Online investment and analysis portal CapitalCube has compared Saga Communications’ dividend yield to six of its peers, and there’s some good news: Saga’s dividend yield and dividend payout are each higher than the median yield and payout of the six competitors.
But, there’s bad news: CapitalCube says Saga’s average dividend quality score of 50 out of 100 “points to some weakness in the sustainability of its robust payout ratio” — thus making it less attractive for dividend investors seeking current income.
Saga was measured against Emmis Communications, Radio One, Cumulus Media, Salem Media Group, Beasley Broadcast Group, and Entercom Communications.
Saga’s dividend yield is 2.79 percent, and its dividend payout is 38 percent. This compares to a peer median dividend yield of 1.93 percent, and a payout level of 8.30 percent.
“This type of dividend performance might make it a good stock for dividend investors,” CapitalCube noted.
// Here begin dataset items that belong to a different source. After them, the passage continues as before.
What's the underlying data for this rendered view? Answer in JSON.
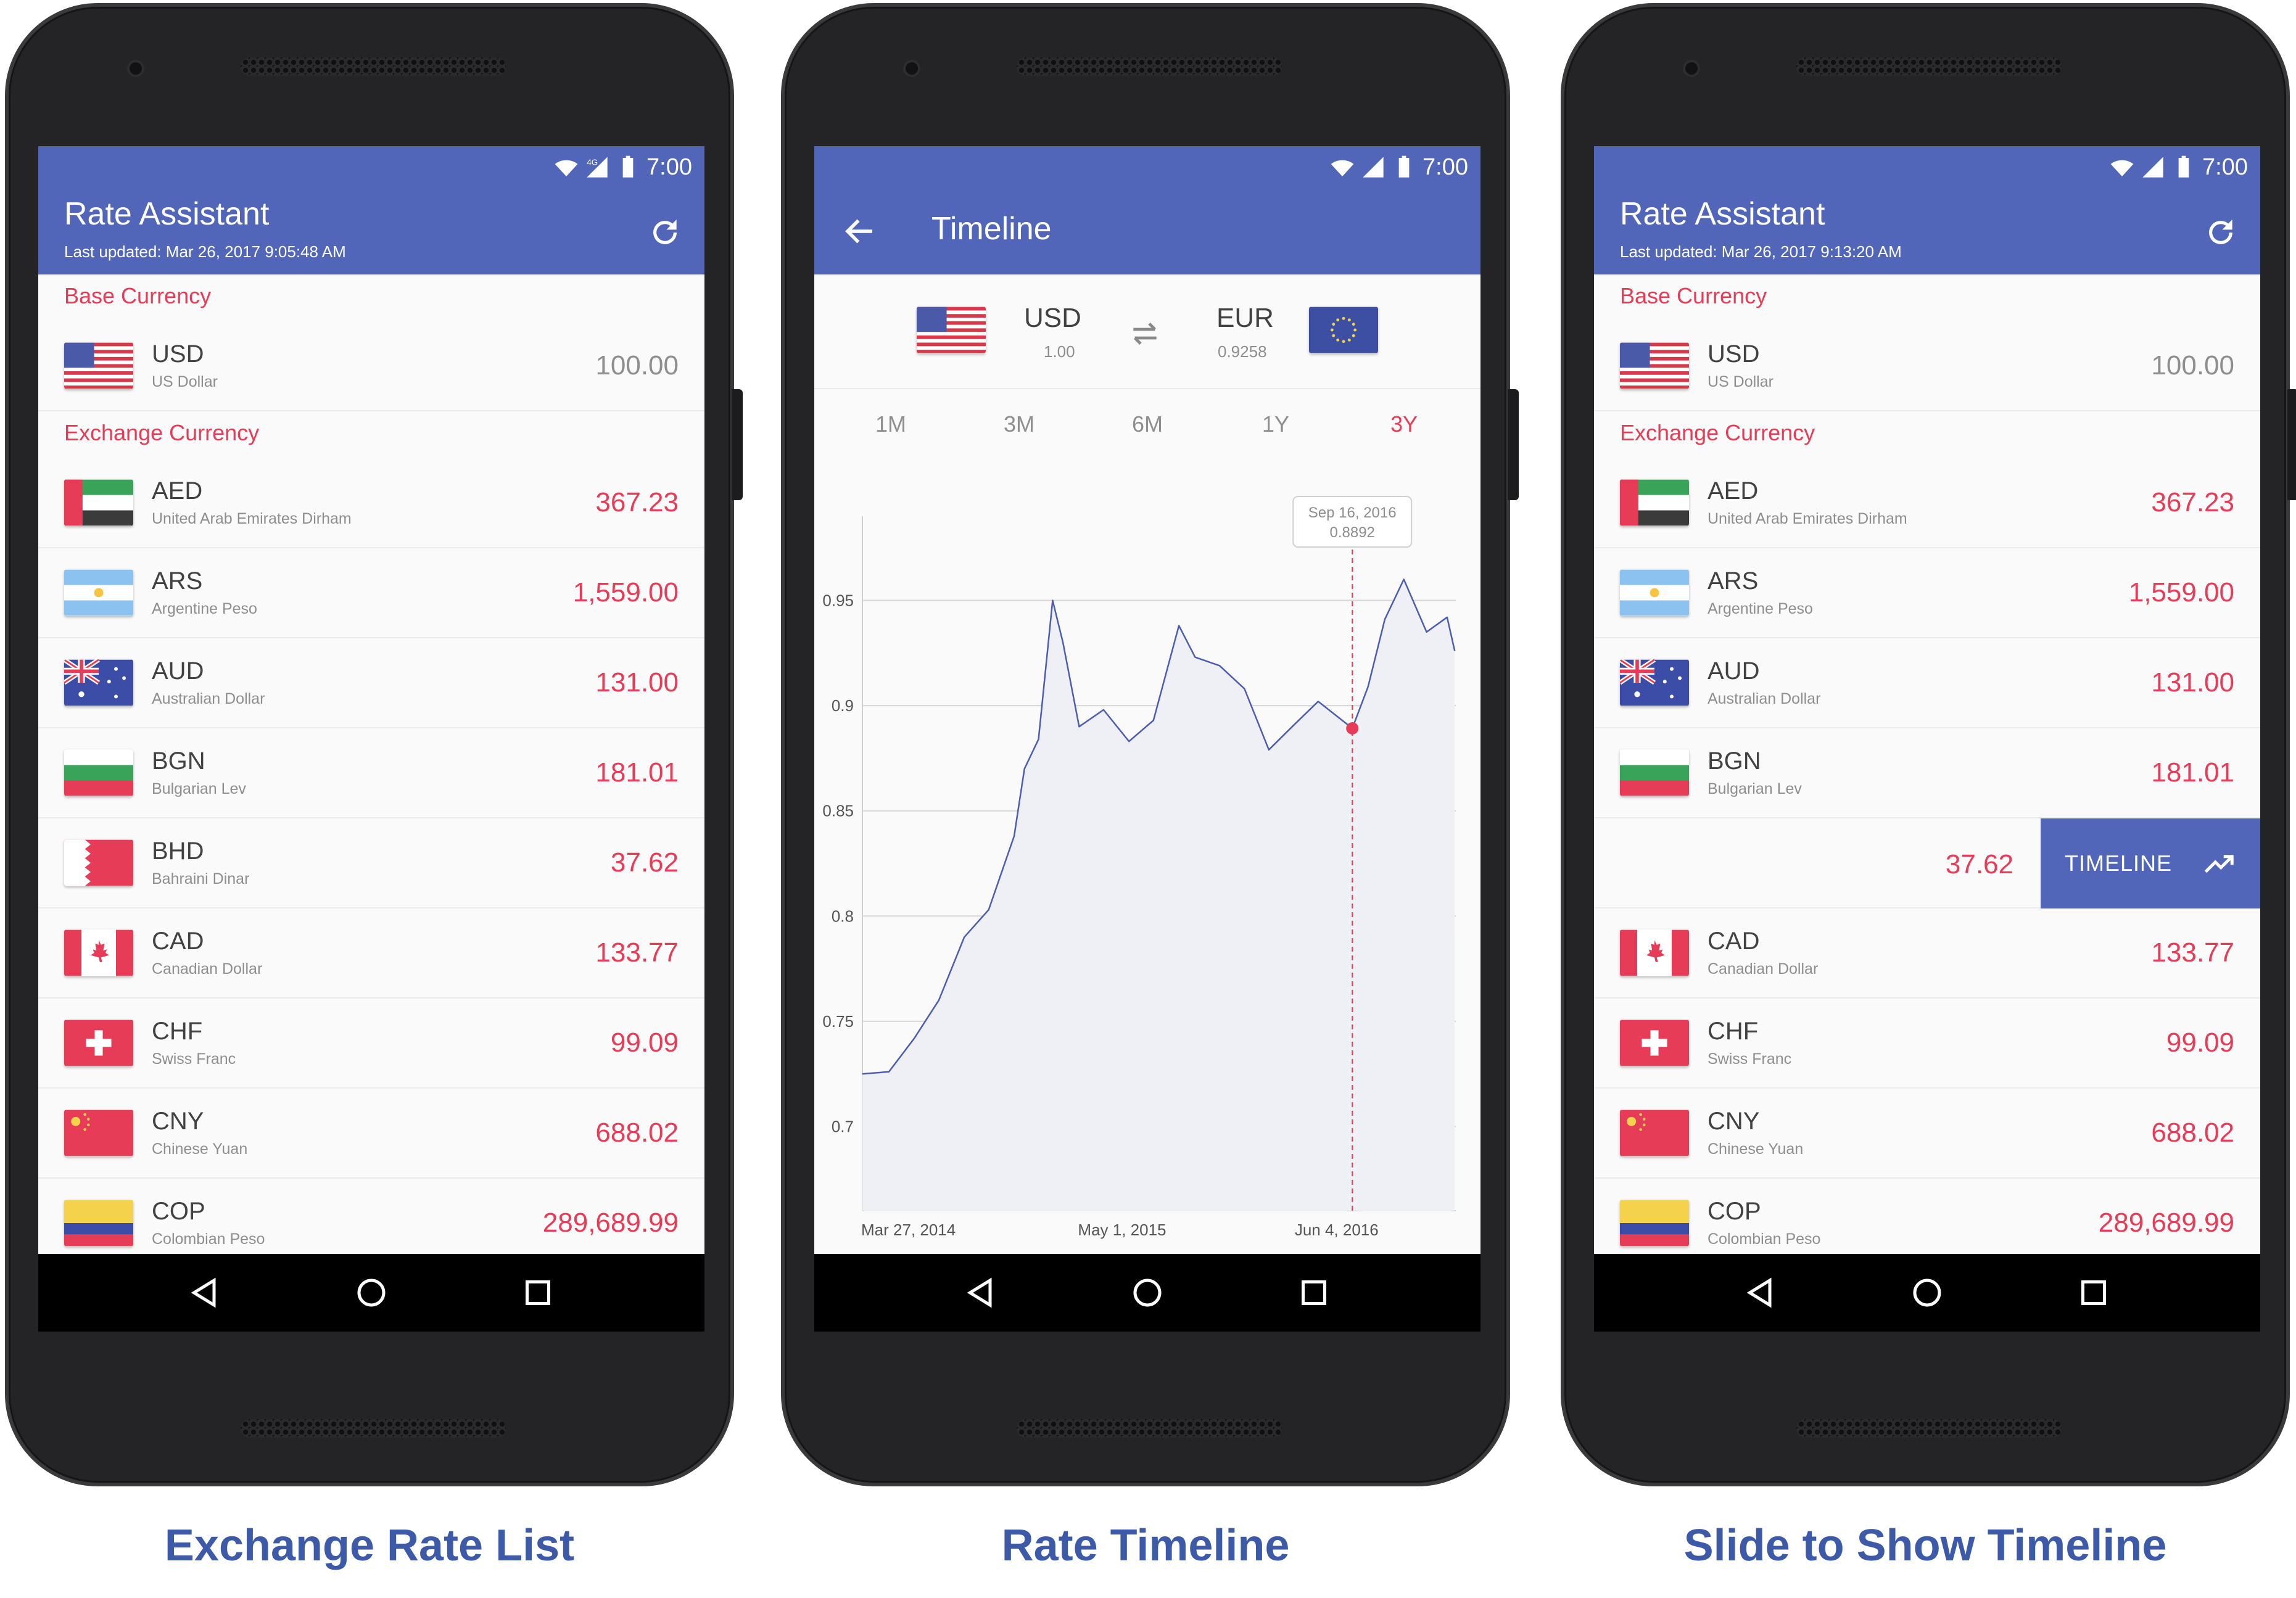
{
  "colors": {
    "primary": "#5166b8",
    "accent": "#e63c57",
    "caption": "#3c5aa8"
  },
  "status": {
    "time": "7:00",
    "network": "4G"
  },
  "phone1": {
    "title": "Rate Assistant",
    "last_updated": "Last updated: Mar 26, 2017 9:05:48 AM",
    "base_label": "Base Currency",
    "base": {
      "code": "USD",
      "name": "US Dollar",
      "value": "100.00"
    },
    "exchange_label": "Exchange Currency",
    "rows": [
      {
        "code": "AED",
        "name": "United Arab Emirates Dirham",
        "value": "367.23"
      },
      {
        "code": "ARS",
        "name": "Argentine Peso",
        "value": "1,559.00"
      },
      {
        "code": "AUD",
        "name": "Australian Dollar",
        "value": "131.00"
      },
      {
        "code": "BGN",
        "name": "Bulgarian Lev",
        "value": "181.01"
      },
      {
        "code": "BHD",
        "name": "Bahraini Dinar",
        "value": "37.62"
      },
      {
        "code": "CAD",
        "name": "Canadian Dollar",
        "value": "133.77"
      },
      {
        "code": "CHF",
        "name": "Swiss Franc",
        "value": "99.09"
      },
      {
        "code": "CNY",
        "name": "Chinese Yuan",
        "value": "688.02"
      },
      {
        "code": "COP",
        "name": "Colombian Peso",
        "value": "289,689.99"
      }
    ]
  },
  "phone2": {
    "title": "Timeline",
    "from": {
      "code": "USD",
      "value": "1.00"
    },
    "to": {
      "code": "EUR",
      "value": "0.9258"
    },
    "periods": [
      "1M",
      "3M",
      "6M",
      "1Y",
      "3Y"
    ],
    "active_period": "3Y",
    "tooltip": {
      "date": "Sep 16, 2016",
      "value": "0.8892"
    }
  },
  "phone3": {
    "title": "Rate Assistant",
    "last_updated": "Last updated: Mar 26, 2017 9:13:20 AM",
    "base_label": "Base Currency",
    "base": {
      "code": "USD",
      "name": "US Dollar",
      "value": "100.00"
    },
    "exchange_label": "Exchange Currency",
    "rows_top": [
      {
        "code": "AED",
        "name": "United Arab Emirates Dirham",
        "value": "367.23"
      },
      {
        "code": "ARS",
        "name": "Argentine Peso",
        "value": "1,559.00"
      },
      {
        "code": "AUD",
        "name": "Australian Dollar",
        "value": "131.00"
      },
      {
        "code": "BGN",
        "name": "Bulgarian Lev",
        "value": "181.01"
      }
    ],
    "swipe": {
      "value": "37.62",
      "button_label": "TIMELINE"
    },
    "rows_bottom": [
      {
        "code": "CAD",
        "name": "Canadian Dollar",
        "value": "133.77"
      },
      {
        "code": "CHF",
        "name": "Swiss Franc",
        "value": "99.09"
      },
      {
        "code": "CNY",
        "name": "Chinese Yuan",
        "value": "688.02"
      },
      {
        "code": "COP",
        "name": "Colombian Peso",
        "value": "289,689.99"
      }
    ]
  },
  "captions": [
    "Exchange Rate List",
    "Rate Timeline",
    "Slide to Show Timeline"
  ],
  "chart_data": {
    "type": "area",
    "series": [
      {
        "x": [
          "2014-03-27",
          "2014-05-15",
          "2014-07-01",
          "2014-08-15",
          "2014-10-01",
          "2014-11-15",
          "2015-01-01",
          "2015-01-20",
          "2015-02-15",
          "2015-03-13",
          "2015-04-01",
          "2015-05-01",
          "2015-06-15",
          "2015-08-01",
          "2015-09-15",
          "2015-11-01",
          "2015-12-01",
          "2016-01-15",
          "2016-03-01",
          "2016-04-15",
          "2016-06-01",
          "2016-07-15",
          "2016-09-16",
          "2016-10-15",
          "2016-11-15",
          "2016-12-20",
          "2017-01-31",
          "2017-03-10",
          "2017-03-24"
        ],
        "values": [
          0.725,
          0.726,
          0.742,
          0.76,
          0.79,
          0.803,
          0.838,
          0.87,
          0.884,
          0.95,
          0.93,
          0.89,
          0.898,
          0.883,
          0.893,
          0.938,
          0.923,
          0.919,
          0.908,
          0.879,
          0.891,
          0.902,
          0.8892,
          0.909,
          0.941,
          0.96,
          0.935,
          0.942,
          0.926
        ]
      }
    ],
    "ylim": [
      0.66,
      0.99
    ],
    "yticks": [
      0.95,
      0.9,
      0.85,
      0.8,
      0.75,
      0.7
    ],
    "xticks": [
      "Mar 27, 2014",
      "May 1, 2015",
      "Jun 4, 2016"
    ],
    "xlim": [
      "2014-03-27",
      "2017-03-26"
    ],
    "highlight": {
      "x": "2016-09-16",
      "y": 0.8892
    },
    "grid": true
  }
}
But, it notes that over the 12 months prior to June 30, 2016, Saga paid “a low quality dividend, which represents a yield of 2.04% at the current price.” The source of Saga’s cash to support the dividend paid over the last 12 months, CapitalCube notes, is operating cash flow (coverage of 4.23x), investing cash flow (coverage of -4.49x), issuance cash flow (coverage of -0.18x) and 12-month prior cash (coverage of 4.08x) — for a total dividend coverage of 3.64x.
“These coverage ratio factors imply that the firm had to dip into the beginning cash balance to pay the dividend, which suggests a low dividend quality,” CapitalCube noted.
On a positive note, the ending cash balance, with a dividend coverage of 2.64x, “provides a moderate cushion in case of a significant reduction of cash flows in the future,” CapitalCube said.
Founded by Ed Christian 30 years ago, Saga has a radio segment comprised of 91 stations in 23 markets and five radio information networks. Its TV holdings consist of five stations and four low-power facilities across three markets.